The researchers collected non-tumor and tumor samples from one patient — from while the disease was still responding to treatment and again after it'd become resistant — and performed both optical mapping and DNA sequencing on all samples. Optical mapping, they noted, is a single-molecule system that generates large datasets of ordered restriction maps from single DNA molecules that they routed through a cluster computing-powered analysis pipeline to uncover structural variants and large-scale copy number changes in a relatively unbiased manner.
By comparing the resistant multiple myeloma samples with the normal sample, the researchers uncovered widespread genomic gains and losses. The resistant multiple myeloma sample harbored additional large-scale rearrangements not found in the earlier treatment-sensitive multiple myeloma sample, indicating to the researchers that there's an increase in copy number changes with tumor progression.
These findings, they added, largely squared with DNA sequencing-based CNV analysis.
As their consensus optical maps provided "nearly telomere to telomere information" about the tumor genomes, the researchers then investigated at a finer scale. They combined their analysis of chimeric consensus maps — formed through intrachromosomal or interchromosomal rearrangements — with DNA sequencing-based structural variation analysis to characterize 31 of the 37 copy-number breakpoints they uncovered in the drug-resistant multiple myeloma genome and used that to pull together a karyotype of the chromosomes.
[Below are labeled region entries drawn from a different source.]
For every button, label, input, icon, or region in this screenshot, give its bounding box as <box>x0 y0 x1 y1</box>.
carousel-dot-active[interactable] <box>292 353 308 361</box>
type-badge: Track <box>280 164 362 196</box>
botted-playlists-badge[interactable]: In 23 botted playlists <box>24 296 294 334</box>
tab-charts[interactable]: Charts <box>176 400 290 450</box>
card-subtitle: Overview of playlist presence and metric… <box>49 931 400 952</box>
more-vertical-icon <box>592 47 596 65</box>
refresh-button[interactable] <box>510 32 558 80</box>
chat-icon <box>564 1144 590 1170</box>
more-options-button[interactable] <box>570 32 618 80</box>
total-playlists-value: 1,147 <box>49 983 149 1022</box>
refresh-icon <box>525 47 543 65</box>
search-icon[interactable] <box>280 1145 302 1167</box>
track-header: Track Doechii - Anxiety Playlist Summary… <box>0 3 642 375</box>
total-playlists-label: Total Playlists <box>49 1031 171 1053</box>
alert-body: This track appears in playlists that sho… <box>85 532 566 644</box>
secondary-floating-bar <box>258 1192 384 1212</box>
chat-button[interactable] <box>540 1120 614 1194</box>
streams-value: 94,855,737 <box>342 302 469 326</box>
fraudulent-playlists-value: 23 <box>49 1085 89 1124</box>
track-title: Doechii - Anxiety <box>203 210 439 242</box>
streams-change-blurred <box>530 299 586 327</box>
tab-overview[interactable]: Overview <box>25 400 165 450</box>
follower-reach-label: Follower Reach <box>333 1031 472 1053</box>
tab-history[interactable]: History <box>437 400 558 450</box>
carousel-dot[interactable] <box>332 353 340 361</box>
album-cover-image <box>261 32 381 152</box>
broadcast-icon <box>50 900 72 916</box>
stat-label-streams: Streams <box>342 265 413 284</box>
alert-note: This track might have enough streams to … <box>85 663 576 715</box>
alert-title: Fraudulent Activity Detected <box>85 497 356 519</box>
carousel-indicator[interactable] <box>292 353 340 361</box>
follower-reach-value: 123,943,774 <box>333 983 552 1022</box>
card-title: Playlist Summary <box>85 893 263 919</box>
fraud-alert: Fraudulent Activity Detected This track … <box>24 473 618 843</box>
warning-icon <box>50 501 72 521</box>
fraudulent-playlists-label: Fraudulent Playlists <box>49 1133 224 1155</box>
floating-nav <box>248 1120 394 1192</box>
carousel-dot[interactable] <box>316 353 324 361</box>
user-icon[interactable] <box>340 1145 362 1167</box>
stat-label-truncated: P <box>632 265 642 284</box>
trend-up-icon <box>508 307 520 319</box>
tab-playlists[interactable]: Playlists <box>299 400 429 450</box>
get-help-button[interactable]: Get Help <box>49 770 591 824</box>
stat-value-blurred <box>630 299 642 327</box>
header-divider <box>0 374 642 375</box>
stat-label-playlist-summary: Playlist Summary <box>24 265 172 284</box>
They found, for instance, two regions of copy-number loss on chromosome 2 and on chromosome 5; an unbalanced translocation between chromosome 2 and chromosome 10; and a tandem duplication on chromosome 5, among others.
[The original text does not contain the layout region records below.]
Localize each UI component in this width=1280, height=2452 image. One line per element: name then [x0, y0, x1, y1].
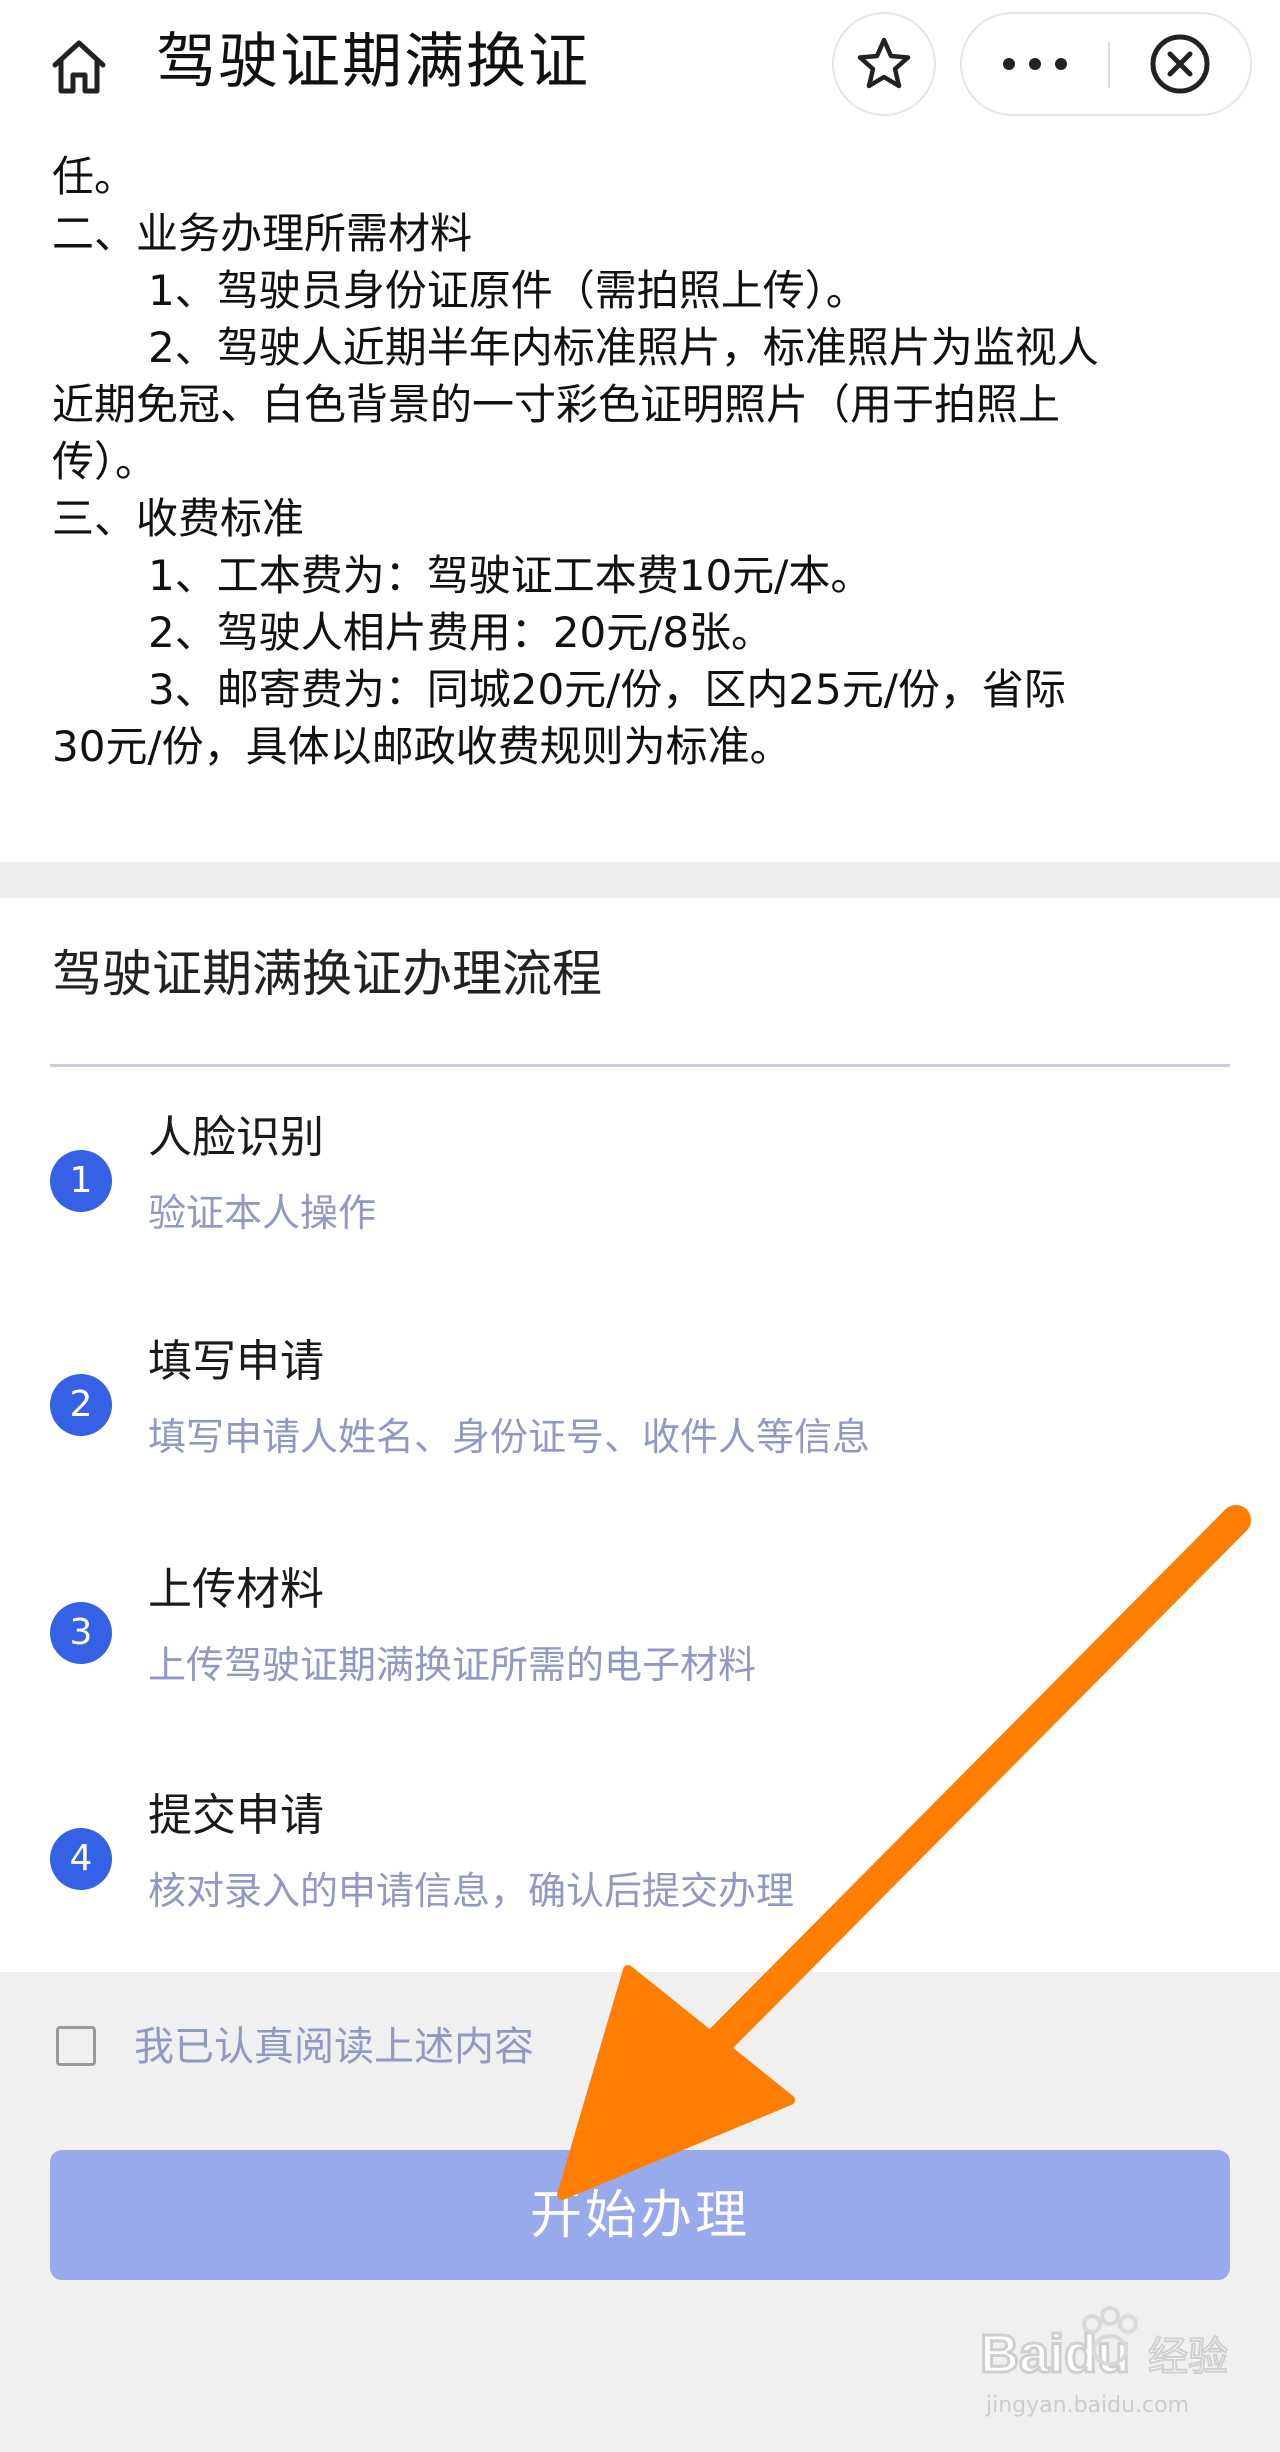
- watermark-brand-cn: 经验: [1148, 2334, 1228, 2380]
- step-number-badge: 4: [50, 1828, 112, 1890]
- step-title: 上传材料: [148, 1564, 324, 1615]
- step-number-badge: 3: [50, 1602, 112, 1664]
- fee-item-1: 1、工本费为：驾驶证工本费10元/本。: [148, 551, 873, 600]
- more-button[interactable]: [962, 14, 1108, 114]
- fee-item-3-line-1: 3、邮寄费为：同城20元/份，区内25元/份，省际: [148, 665, 1066, 714]
- process-title: 驾驶证期满换证办理流程: [52, 945, 602, 1003]
- section-separator: [0, 862, 1280, 898]
- home-icon: [52, 40, 106, 94]
- agreement-label[interactable]: 我已认真阅读上述内容: [134, 2020, 534, 2074]
- process-step: 4 提交申请 核对录入的申请信息，确认后提交办理: [0, 1788, 1280, 1928]
- process-step: 3 上传材料 上传驾驶证期满换证所需的电子材料: [0, 1562, 1280, 1702]
- step-title: 填写申请: [148, 1336, 324, 1387]
- process-step: 2 填写申请 填写申请人姓名、身份证号、收件人等信息: [0, 1334, 1280, 1474]
- notice-text: 任。 二、业务办理所需材料 1、驾驶员身份证原件（需拍照上传）。 2、驾驶人近期…: [52, 148, 1242, 775]
- step-description: 验证本人操作: [148, 1191, 377, 1235]
- watermark-url: jingyan.baidu.com: [985, 2393, 1189, 2418]
- material-item-2-line-2: 近期免冠、白色背景的一寸彩色证明照片（用于拍照上: [52, 380, 1061, 429]
- home-button[interactable]: [38, 26, 120, 108]
- menu-capsule: [960, 12, 1252, 116]
- step-description: 填写申请人姓名、身份证号、收件人等信息: [148, 1415, 871, 1459]
- step-description: 上传驾驶证期满换证所需的电子材料: [148, 1643, 757, 1687]
- close-circle-icon: [1150, 34, 1210, 94]
- start-button[interactable]: 开始办理: [50, 2150, 1230, 2280]
- watermark-brand: Baidu: [980, 2324, 1130, 2384]
- baidu-watermark: Baidu 经验 jingyan.baidu.com: [979, 2304, 1240, 2424]
- step-number-badge: 1: [50, 1150, 112, 1212]
- fee-item-2: 2、驾驶人相片费用：20元/8张。: [148, 608, 774, 657]
- page-title: 驾驶证期满换证: [156, 27, 590, 97]
- step-title: 提交申请: [148, 1790, 324, 1841]
- close-button[interactable]: [1110, 14, 1250, 114]
- star-icon: [857, 37, 911, 89]
- section-materials-title: 二、业务办理所需材料: [52, 209, 473, 258]
- favorite-button[interactable]: [832, 12, 936, 116]
- notice-tail: 任。: [52, 152, 137, 201]
- step-description: 核对录入的申请信息，确认后提交办理: [148, 1869, 795, 1913]
- section-fees-title: 三、收费标准: [52, 494, 305, 543]
- agreement-checkbox[interactable]: [56, 2026, 96, 2066]
- top-nav-bar: 驾驶证期满换证: [0, 0, 1280, 130]
- process-step: 1 人脸识别 验证本人操作: [0, 1110, 1280, 1250]
- fee-item-3-line-2: 30元/份，具体以邮政收费规则为标准。: [52, 722, 792, 771]
- process-divider: [50, 1064, 1230, 1067]
- material-item-2-line-3: 传）。: [52, 437, 158, 486]
- material-item-2-line-1: 2、驾驶人近期半年内标准照片，标准照片为监视人: [148, 323, 1099, 372]
- step-title: 人脸识别: [148, 1112, 324, 1163]
- step-number-badge: 2: [50, 1374, 112, 1436]
- material-item-1: 1、驾驶员身份证原件（需拍照上传）。: [148, 266, 868, 315]
- more-dots-icon: [1003, 58, 1067, 70]
- paw-logo-icon: Baidu 经验 jingyan.baidu.com: [979, 2306, 1229, 2418]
At a zoomed-in scale, the researchers uncovered both canonical and non-canonical genomic gains and losses. For example, they noted a deletion on chromosome 1p that spanned the FAF1 and CDKN2C genes — CDKN2C, they noted, is known to be disrupted early on in multiple myeloma development — and an about 12 megabase deletion on chromosome 17p that encompassed the TP53 gene.
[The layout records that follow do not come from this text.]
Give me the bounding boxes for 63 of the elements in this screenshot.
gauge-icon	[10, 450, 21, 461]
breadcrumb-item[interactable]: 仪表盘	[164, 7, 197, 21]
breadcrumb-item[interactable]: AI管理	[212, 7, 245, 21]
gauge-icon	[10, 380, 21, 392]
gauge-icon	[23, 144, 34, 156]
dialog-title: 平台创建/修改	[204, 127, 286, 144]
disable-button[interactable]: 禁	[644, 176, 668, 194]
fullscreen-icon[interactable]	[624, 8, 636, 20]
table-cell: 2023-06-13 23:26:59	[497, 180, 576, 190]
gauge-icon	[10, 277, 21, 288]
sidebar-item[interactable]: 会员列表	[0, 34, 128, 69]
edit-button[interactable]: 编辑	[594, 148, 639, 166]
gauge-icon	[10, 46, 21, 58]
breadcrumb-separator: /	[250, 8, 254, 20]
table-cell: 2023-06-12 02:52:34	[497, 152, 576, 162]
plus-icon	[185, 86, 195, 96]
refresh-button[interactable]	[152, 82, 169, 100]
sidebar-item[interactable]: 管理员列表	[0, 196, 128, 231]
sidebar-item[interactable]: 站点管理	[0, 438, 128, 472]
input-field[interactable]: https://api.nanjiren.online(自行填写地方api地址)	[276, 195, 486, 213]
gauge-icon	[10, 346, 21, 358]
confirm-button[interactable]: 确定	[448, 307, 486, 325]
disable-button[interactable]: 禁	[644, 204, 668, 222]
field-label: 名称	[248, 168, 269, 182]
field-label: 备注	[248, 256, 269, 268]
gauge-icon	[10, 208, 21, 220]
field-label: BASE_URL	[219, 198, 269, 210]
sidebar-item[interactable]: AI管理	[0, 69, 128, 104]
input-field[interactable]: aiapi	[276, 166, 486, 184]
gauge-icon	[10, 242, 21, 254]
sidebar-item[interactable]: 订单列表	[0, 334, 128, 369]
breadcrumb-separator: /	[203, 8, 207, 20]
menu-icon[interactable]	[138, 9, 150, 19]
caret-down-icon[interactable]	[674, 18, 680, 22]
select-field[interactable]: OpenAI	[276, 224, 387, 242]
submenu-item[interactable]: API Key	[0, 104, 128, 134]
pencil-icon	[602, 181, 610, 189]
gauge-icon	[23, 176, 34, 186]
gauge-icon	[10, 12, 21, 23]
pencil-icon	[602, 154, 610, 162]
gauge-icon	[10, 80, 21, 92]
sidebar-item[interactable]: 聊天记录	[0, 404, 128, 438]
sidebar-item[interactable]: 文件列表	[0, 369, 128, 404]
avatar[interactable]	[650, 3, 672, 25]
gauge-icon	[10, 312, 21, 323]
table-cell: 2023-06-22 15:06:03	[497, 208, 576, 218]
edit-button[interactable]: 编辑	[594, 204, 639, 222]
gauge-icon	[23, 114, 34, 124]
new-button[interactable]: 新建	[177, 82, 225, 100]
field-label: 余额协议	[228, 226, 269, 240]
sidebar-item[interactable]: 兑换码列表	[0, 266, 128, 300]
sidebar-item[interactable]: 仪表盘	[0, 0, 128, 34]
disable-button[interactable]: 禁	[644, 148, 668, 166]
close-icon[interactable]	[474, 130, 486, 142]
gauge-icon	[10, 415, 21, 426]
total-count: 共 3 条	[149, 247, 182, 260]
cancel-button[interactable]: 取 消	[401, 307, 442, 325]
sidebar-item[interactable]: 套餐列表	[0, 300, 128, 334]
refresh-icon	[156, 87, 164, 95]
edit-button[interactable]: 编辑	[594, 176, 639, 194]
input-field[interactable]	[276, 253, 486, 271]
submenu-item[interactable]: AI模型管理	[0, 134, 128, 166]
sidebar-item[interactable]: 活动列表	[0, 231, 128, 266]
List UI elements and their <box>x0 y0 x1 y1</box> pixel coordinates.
These deletions varied between the drug-resistant and drug-sensitive multiple myeloma samples. Schwartz and his colleagues reported that while the samples shared a number of deletions, the drug-resistant multiple myeloma sample had more than two dozen additional deletions. Of those, seven overlapped with exons.
The tumor samples, the researchers added, also harbored SNPs that had been linked to multiple myeloma, including one in CCND1.
The late-stage tumor sample similarly had an increased number of SNVs — they shared 60 non-synonymous SNVs, but the drug-resistant tumor sample acquired an additional 41 SNVs, again indicating increasing mutational burden with disease progression.
Genes mutated in both tumors could present treatment targets, the researchers noted, as they could represent key mechanisms for multiple myeloma development.
"To cure myeloma, we need to understand how genomes evolve with progression and treatment," Asimakopoulos added. "The more we can understand the drivers in cancer in significant depth, and in each individual, the better we can tailor treatment to each patient's disease biology."
The researchers added that they are now working on ways to increase the resolution of their optical mapping approach as well as making it faster and more cost-effective.